The paper proposes a method called Demo2Vec that integrates demographic information, such as income, age, education level, and employment rate, into the learning of region embedding. The key insights are:
Demographic data contains valuable information about urban regions that is often overlooked in existing region embedding approaches. The authors show that incorporating demographic data, especially income information, can improve the predictive performance of region embedding across three common urban tasks: check-in prediction, crime rate prediction, and house price prediction.
The authors find that existing pre-training methods based on KL divergence are potentially biased towards mobility information. They propose using Jenson-Shannon divergence as a more appropriate loss function for multi-view representation learning, as it generates comparable loss values for all pertaining dimensions, leading to a more stable training process.

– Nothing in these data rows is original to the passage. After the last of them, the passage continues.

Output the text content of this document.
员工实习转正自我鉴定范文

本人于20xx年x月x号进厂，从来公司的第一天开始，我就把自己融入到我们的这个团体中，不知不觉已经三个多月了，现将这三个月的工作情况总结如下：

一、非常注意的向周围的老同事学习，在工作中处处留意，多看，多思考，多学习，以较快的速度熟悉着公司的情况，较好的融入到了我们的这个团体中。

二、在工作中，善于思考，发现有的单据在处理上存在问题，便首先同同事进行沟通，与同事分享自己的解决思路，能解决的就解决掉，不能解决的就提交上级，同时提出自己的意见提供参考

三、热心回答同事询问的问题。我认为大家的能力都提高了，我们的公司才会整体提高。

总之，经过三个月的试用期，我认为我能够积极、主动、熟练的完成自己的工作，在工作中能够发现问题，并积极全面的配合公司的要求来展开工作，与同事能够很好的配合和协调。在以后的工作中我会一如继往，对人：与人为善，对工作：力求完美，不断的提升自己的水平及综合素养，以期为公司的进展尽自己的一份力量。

Experimental results on datasets from New York City and Chicago demonstrate that the combination of mobility and income data achieves the best overall performance, providing up to 10.22% better predictive accuracy than existing models. For cities without access to fine-grained mobility data, the authors suggest using geographic proximity and income as an effective alternative data combination for region embedding pre-training.
The authors also explore the effects of incorporating other demographic attributes, such as age, education level, employment rate, and the percentage of foreign-born population. The results show that the effectiveness of different demographic features varies across tasks and cities, highlighting the context-aware and city-specific nature of the relationships between demographic characteristics and urban dynamics.